Dynamic Visual SLAM using a General 3D Prior
This work addresses a key challenge in robotics, interactive visualization, and augmented reality by improving SLAM reliability in dynamic settings, though it appears incremental as it combines existing techniques.
The paper tackles the problem of robust camera pose estimation in dynamic natural environments by proposing a monocular visual SLAM system that integrates geometric patch-based online bundle adjustment with a feed-forward reconstruction model to filter dynamic regions and enhance depth prediction, achieving improved accuracy in dynamic scenes.

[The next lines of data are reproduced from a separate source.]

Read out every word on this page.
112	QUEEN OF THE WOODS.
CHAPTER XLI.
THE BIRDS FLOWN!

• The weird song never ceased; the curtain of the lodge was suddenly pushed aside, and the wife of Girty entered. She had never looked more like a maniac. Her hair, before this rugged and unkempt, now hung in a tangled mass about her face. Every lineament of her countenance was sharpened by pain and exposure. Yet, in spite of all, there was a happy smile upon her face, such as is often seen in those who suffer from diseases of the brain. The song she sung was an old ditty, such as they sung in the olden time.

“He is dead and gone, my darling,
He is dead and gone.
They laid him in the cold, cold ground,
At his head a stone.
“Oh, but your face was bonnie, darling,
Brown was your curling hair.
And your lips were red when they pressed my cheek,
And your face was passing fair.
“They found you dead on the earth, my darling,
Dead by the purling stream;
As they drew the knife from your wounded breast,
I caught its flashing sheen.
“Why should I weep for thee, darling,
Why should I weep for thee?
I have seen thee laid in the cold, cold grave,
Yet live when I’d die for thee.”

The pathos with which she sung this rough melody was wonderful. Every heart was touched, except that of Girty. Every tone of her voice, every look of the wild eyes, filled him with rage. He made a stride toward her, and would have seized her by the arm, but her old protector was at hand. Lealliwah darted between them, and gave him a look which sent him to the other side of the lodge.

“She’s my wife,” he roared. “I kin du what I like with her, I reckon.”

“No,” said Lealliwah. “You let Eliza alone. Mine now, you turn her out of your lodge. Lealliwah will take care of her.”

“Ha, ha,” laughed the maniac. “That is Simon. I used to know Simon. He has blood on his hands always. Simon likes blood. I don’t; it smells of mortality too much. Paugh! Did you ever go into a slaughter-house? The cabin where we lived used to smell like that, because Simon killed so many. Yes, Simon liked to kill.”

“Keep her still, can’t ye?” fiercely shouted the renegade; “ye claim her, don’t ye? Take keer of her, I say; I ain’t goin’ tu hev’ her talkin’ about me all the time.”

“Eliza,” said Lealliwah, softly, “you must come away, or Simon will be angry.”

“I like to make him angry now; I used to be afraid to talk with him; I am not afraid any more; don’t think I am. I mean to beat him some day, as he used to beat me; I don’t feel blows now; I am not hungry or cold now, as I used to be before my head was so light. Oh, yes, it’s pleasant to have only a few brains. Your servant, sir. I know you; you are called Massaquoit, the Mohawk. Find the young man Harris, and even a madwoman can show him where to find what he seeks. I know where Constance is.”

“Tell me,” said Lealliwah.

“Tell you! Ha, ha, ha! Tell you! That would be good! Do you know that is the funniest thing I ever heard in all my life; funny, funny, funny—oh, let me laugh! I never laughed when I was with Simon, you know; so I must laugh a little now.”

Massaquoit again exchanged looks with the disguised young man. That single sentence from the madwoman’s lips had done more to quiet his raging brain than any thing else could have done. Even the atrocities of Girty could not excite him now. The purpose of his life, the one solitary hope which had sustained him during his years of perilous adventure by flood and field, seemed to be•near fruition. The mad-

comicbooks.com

Reliable incremental estimation of camera poses and 3D reconstruction is key to enable various applications including robotics, interactive visualization, and augmented reality. However, this task is particularly challenging in dynamic natural environments, where scene dynamics can severely deteriorate camera pose estimation accuracy. In this work, we propose a novel monocular visual SLAM system that can robustly estimate camera poses in dynamic scenes. To this end, we leverage the complementary strengths of geometric patch-based online bundle adjustment and recent feed-forward reconstruction models. Specifically, we propose a feed-forward reconstruction model to precisely filter out dynamic regions, while also utilizing its depth prediction to enhance the robustness of the patch-based visual SLAM. By aligning depth prediction with estimated patches from bundle adjustment, we robustly handle the inherent scale ambiguities of the batch-wise application of the feed-forward reconstruction model.